Firstly, the boundaries between different deities disappear and many begin to look like duplicates of each other. And secondly, the ancient texts rarely make an effort to 'define' their gods in terms of nature definitions. Instead, one is just offered detailed stories of the 'deeds' and 'looks' of these gods. The archaic state of mythology gives the strong impression that the worship of deities had little to do with a conscious attempt to categorize nature.

Instead, it directly flowed forth from a series of extremely impressive, arguably traumatizing experiences mankind had had with forces of nature rarely experienced today. From the start, the 'gods' and 'goddesses' were merely labels for recognizable and active forces observed in a dangerously active sky. It was only long afterwards that people looking at a quiescent sky began to extract rational paradigms from the jumble of remembered customs and traditions they had inherited.

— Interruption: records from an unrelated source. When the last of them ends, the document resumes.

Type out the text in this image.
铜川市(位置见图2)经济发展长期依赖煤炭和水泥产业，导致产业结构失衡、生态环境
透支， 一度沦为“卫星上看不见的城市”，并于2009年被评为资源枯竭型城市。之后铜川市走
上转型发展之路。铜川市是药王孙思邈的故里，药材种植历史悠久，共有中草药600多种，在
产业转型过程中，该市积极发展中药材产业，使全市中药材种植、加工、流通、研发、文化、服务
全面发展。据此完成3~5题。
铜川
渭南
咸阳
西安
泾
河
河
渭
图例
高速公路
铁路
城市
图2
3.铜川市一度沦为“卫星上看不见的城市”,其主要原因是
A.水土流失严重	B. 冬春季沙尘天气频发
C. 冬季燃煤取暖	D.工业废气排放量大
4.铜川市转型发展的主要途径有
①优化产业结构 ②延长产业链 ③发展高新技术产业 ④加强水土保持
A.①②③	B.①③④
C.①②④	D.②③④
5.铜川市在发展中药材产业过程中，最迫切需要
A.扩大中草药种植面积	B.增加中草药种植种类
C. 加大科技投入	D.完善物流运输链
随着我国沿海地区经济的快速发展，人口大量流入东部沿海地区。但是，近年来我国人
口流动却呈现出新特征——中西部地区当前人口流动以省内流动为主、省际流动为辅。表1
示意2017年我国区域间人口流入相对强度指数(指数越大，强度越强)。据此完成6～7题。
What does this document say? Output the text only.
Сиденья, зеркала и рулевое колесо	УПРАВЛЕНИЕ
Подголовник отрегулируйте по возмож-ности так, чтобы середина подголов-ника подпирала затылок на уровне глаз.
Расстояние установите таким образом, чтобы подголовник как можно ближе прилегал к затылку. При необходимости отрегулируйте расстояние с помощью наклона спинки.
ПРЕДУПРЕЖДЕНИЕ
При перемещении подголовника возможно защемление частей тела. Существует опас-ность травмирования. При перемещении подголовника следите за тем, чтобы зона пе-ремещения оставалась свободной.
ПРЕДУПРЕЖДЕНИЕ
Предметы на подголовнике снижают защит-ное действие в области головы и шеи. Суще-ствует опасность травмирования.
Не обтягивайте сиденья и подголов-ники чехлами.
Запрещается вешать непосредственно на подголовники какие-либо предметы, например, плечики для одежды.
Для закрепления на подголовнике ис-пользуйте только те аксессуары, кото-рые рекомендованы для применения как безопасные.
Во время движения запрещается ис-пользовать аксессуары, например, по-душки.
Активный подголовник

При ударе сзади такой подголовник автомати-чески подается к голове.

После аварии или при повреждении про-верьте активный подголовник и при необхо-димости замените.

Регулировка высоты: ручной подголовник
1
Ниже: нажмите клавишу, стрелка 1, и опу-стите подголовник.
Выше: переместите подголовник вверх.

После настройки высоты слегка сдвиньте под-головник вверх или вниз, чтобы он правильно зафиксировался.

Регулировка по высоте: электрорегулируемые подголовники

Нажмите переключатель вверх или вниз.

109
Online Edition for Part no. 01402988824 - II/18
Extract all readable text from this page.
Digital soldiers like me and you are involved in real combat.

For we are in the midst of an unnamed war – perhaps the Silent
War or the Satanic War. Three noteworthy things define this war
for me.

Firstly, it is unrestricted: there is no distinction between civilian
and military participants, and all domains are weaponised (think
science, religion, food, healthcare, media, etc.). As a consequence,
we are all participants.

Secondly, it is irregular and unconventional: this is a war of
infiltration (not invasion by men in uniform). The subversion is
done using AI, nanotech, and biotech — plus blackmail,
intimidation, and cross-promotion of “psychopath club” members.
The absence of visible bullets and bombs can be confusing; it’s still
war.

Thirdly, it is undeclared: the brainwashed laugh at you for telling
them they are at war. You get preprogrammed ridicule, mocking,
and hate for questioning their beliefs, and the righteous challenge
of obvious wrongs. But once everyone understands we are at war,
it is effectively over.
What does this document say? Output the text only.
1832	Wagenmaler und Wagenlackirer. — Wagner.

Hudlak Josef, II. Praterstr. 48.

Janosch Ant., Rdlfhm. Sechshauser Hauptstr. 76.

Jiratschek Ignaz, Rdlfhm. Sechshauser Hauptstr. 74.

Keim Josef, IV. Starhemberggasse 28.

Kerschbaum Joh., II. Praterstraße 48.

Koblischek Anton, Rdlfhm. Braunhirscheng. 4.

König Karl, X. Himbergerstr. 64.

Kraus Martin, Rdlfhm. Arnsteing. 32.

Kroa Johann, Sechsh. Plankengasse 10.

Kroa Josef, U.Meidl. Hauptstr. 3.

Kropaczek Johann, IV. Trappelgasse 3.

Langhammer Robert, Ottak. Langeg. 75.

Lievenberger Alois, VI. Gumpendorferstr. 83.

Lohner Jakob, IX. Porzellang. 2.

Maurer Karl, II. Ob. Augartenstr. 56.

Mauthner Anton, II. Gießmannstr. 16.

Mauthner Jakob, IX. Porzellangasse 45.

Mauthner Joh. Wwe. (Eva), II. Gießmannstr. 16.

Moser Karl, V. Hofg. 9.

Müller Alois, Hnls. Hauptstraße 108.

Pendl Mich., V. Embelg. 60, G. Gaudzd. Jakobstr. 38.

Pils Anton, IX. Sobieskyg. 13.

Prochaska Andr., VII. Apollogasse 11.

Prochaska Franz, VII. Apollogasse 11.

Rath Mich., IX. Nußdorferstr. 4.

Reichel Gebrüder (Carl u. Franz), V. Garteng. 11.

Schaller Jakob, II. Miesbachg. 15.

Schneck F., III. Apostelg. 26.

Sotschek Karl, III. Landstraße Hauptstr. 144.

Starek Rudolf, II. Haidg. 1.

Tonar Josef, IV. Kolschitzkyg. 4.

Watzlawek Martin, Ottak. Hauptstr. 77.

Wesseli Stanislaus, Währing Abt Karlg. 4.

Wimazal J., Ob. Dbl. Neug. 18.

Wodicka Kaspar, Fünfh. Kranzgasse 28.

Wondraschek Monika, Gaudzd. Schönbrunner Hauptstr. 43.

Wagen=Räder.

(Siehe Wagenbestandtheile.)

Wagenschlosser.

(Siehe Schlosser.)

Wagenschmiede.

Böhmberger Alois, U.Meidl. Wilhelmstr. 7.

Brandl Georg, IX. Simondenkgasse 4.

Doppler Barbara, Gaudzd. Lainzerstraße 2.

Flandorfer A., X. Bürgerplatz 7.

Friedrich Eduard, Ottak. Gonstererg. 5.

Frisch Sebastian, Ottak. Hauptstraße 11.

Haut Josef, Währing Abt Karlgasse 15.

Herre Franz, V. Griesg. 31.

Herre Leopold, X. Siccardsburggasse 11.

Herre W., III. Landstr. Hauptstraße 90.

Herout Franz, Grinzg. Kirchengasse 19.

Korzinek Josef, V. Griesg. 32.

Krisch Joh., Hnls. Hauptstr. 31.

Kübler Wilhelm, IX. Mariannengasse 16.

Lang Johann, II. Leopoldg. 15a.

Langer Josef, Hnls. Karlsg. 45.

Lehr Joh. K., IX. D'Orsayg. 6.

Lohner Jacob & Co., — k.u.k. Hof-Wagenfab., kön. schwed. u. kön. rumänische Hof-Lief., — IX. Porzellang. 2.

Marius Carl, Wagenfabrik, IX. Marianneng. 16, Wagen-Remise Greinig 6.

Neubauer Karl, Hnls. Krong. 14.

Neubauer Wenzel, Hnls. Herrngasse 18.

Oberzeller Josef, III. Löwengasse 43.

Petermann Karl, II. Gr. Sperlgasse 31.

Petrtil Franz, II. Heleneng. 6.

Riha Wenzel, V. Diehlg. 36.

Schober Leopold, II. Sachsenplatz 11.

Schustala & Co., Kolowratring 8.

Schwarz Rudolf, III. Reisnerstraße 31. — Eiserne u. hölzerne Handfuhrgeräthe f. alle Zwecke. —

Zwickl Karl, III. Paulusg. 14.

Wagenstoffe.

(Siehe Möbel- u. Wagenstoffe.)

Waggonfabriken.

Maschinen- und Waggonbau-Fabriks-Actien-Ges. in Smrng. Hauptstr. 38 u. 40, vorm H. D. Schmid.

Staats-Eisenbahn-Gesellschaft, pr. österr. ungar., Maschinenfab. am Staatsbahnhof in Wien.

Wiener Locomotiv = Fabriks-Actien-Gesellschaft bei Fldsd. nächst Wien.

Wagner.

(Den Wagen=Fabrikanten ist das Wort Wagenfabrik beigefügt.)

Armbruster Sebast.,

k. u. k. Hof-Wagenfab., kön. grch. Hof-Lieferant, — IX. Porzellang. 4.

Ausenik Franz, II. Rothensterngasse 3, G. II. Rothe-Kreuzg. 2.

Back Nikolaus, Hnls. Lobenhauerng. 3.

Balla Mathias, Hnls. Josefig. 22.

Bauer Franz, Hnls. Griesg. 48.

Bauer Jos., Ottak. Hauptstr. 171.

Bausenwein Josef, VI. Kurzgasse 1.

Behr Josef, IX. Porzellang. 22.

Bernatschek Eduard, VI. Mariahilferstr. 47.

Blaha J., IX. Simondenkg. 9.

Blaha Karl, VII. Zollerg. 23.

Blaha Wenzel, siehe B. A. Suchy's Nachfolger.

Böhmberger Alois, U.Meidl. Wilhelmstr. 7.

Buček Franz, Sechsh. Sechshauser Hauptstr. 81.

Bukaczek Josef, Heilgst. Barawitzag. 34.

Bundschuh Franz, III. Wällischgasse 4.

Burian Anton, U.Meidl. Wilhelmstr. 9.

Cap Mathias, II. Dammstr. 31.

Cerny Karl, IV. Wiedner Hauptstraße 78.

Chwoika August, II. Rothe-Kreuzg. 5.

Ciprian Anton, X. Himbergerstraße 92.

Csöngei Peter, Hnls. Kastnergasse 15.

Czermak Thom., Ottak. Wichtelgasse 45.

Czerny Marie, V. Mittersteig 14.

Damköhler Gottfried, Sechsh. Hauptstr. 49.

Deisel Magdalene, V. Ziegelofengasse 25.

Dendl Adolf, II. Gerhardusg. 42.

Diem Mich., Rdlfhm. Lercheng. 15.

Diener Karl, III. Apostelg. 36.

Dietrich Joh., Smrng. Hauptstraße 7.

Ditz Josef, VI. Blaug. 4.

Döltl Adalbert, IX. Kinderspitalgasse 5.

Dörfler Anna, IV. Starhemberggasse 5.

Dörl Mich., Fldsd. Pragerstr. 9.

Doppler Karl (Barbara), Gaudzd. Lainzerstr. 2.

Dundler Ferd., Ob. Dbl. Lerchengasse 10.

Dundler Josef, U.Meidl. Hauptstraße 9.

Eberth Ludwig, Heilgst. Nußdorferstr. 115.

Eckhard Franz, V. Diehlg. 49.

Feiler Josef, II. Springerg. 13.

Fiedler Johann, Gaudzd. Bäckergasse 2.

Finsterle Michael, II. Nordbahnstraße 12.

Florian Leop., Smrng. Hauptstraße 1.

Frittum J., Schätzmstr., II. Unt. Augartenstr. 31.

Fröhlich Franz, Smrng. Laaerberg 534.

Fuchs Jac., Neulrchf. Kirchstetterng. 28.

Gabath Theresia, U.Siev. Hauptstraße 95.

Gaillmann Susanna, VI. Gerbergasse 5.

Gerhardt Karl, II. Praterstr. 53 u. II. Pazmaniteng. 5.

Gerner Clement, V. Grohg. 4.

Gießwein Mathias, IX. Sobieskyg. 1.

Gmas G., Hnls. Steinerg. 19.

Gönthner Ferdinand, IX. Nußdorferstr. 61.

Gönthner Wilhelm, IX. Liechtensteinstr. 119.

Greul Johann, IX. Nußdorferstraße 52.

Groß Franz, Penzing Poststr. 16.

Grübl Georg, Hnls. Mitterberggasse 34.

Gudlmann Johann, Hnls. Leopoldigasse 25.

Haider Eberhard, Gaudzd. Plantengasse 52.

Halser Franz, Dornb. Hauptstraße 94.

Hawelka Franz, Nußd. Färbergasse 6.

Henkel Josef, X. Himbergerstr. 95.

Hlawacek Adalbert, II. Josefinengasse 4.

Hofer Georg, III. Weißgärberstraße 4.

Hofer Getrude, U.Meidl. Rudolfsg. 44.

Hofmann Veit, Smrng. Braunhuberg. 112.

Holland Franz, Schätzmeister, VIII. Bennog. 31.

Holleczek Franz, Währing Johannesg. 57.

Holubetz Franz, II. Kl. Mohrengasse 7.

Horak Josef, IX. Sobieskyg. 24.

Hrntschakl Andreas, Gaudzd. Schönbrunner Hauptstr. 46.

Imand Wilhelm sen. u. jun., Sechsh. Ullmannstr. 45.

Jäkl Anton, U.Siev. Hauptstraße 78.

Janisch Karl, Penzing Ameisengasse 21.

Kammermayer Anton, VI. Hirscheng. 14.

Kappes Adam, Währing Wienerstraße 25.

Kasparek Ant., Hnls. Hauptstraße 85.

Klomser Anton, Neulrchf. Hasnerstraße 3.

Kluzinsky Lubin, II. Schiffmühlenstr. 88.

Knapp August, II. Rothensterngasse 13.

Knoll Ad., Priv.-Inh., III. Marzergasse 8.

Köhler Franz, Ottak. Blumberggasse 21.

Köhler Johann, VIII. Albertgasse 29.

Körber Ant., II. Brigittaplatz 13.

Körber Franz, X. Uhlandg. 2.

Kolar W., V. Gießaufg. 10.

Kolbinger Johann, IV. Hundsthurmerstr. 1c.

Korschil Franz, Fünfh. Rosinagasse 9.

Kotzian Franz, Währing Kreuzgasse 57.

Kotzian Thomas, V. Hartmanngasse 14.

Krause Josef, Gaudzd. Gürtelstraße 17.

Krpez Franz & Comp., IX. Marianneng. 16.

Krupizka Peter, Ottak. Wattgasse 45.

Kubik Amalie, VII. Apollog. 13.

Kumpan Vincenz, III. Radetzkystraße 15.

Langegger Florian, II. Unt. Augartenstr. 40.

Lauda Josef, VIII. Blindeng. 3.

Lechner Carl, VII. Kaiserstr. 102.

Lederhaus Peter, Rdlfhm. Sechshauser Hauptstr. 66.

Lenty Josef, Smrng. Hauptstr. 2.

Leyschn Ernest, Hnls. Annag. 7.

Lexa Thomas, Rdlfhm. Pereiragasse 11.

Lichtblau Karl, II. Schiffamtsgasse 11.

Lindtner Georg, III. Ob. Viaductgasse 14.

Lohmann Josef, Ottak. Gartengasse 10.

While the customary dictionary definitions of deities are not exactly wrong, they tend to detract from the mythical events in which these gods are merely actors. Whoever can suspend any preconceived ideas about the 'nature of the gods' and listens in to the myths themselves will repeatedly be drawn to the cycle of creation myths, in which the axis mundi or world axis plays the prominent role.

In the earliest Vedic texts, Agni surely signifies fire, but this is specifically the column of fire and smoke that rose up from the altar that symbolically marked the 'navel of the world': "Eager he rises like the new-wrought pillar which, firmly set and fixed, anoints the victims." This vaporous column is none other than the tree of life: "The other fires are, verily, thy branches; the Immortals all rejoice in thee, O Agni. Center art thou, Vaiśvānara, of the people, sustaining men like a deep-founded pillar. The forehead of the sky, earth's center, Agni became the messenger of earth and heaven."

In recent years, an interdisciplinary study of mythology and plasma physics has suggested that highly uncommon electromagnetic events observed in the earth's atmosphere and ionosphere could successfully account for a large segment of the visual content of ancient creation mythology. In view of this, it may prove fruitful for future mythologists not to concentrate so much on the individual 'biographies' of the gods as on the 'bigger picture' of the mythical events themselves, specifically on the visual templates suggested by cross-cultural mythical archetypes.